The papillary dermis is an advantageous location for glucose detection because it contains the vascular network. The papillary dermis is also the layer in which tattoo ink particles tend to remain, making tattooing a suitable method for implanting sensitized small particles into the human body. By implanting nano-silver particles as tattoo ink, the particles will have sufficient contact with fresh human fluid containing a representative concentration of glucose. As a result, tattoo ink of nano-silver particles will exchange glucose concentration with extracellular fluid, which is next to the capillary vascular network.

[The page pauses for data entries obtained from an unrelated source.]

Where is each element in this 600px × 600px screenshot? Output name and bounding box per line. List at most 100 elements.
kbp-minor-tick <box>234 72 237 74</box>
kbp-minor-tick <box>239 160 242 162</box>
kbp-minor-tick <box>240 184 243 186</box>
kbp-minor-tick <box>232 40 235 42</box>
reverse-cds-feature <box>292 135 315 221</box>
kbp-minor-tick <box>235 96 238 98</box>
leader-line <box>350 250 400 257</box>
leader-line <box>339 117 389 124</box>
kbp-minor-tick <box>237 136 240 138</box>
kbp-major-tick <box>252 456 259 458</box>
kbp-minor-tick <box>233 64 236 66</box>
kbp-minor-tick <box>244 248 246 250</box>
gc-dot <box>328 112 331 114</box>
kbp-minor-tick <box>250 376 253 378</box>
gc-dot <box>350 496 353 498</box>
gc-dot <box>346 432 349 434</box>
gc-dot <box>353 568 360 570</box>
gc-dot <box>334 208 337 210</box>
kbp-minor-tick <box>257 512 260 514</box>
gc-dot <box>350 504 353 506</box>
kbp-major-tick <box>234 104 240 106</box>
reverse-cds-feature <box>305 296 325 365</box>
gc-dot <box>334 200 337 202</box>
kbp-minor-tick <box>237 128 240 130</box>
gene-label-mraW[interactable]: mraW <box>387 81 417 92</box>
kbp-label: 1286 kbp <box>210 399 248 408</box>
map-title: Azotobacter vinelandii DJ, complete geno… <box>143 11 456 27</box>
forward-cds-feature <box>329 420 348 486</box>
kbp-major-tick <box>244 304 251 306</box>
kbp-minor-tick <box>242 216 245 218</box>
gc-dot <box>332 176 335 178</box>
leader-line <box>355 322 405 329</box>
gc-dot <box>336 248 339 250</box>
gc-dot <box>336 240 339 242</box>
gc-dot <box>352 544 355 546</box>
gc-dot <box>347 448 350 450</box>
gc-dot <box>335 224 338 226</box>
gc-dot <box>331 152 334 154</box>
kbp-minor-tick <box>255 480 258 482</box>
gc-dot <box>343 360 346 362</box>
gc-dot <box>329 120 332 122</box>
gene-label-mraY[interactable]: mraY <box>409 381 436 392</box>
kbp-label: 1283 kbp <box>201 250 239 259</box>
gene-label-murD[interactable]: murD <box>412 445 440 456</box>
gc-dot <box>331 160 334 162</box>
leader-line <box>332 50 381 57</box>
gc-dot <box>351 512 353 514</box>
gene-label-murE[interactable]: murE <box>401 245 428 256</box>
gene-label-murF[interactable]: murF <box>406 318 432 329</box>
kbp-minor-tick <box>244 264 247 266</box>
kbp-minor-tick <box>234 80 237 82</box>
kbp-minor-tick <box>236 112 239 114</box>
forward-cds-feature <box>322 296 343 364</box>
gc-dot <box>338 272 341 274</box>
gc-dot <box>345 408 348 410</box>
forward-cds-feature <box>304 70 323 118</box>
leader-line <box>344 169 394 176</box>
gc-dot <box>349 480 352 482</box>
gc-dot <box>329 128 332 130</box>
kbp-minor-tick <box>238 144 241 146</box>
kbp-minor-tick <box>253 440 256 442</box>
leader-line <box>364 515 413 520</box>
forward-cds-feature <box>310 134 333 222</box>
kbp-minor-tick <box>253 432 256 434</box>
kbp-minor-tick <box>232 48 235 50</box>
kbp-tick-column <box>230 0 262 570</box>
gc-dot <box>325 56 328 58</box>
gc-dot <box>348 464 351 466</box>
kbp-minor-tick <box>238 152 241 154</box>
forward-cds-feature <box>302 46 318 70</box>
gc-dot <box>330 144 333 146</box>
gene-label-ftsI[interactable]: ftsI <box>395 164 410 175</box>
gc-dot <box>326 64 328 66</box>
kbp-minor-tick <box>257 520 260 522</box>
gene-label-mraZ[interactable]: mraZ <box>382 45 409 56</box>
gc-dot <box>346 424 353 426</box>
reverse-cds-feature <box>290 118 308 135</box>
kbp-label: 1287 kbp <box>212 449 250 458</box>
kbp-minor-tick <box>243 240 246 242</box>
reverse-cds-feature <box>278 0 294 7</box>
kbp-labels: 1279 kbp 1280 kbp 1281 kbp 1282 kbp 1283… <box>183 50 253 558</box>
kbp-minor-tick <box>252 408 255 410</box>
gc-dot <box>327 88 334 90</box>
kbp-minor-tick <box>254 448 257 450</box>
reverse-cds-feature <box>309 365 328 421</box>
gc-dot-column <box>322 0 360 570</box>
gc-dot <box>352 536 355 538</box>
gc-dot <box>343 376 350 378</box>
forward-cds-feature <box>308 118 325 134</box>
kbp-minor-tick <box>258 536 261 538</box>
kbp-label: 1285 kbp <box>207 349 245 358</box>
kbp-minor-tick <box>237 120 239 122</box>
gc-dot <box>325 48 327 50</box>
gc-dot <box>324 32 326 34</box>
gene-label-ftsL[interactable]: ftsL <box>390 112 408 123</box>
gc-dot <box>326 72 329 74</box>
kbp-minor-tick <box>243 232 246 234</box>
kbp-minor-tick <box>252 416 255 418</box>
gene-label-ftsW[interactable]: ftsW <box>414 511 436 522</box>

3. “Tattoo” Injection of SERS-Enhanced Detection Particles

Tattoo formation. Tattoos are an ancient art form with origins that trace back as far as the Stone Age (12,000 BC). Tattoos have remained popular throughout time and across many cultures and continents. FIG.4 schematically illustrates a generic tattoo forming process. This description, representative of tattooing procedures in general, is published at www.bmezine.com/news/edit/A30205/arttatto.html. Tattoo particles are initially scattered around the pinch wound and are eventually grouped under the epidermis within the upper dermis (papillary layer). When ink is first deposited, as shown in panel (A) of FIG.4, ink is found in all layers of the epidermis, as well as in the top layer of the dermis. As time progresses after the initial ink deposit, the ink particles are removed from the epidermis, but they generally remain the dermis, as shown in panes (B) and (C) of FIG.4. Within the dermis, a prominent network of connective tissue surrounds each of the fibroblasts that contain ink particles, effectively entrapping and immobilizing the cells. The life span of these fibroblasts varies and may persist throughout the individual's life.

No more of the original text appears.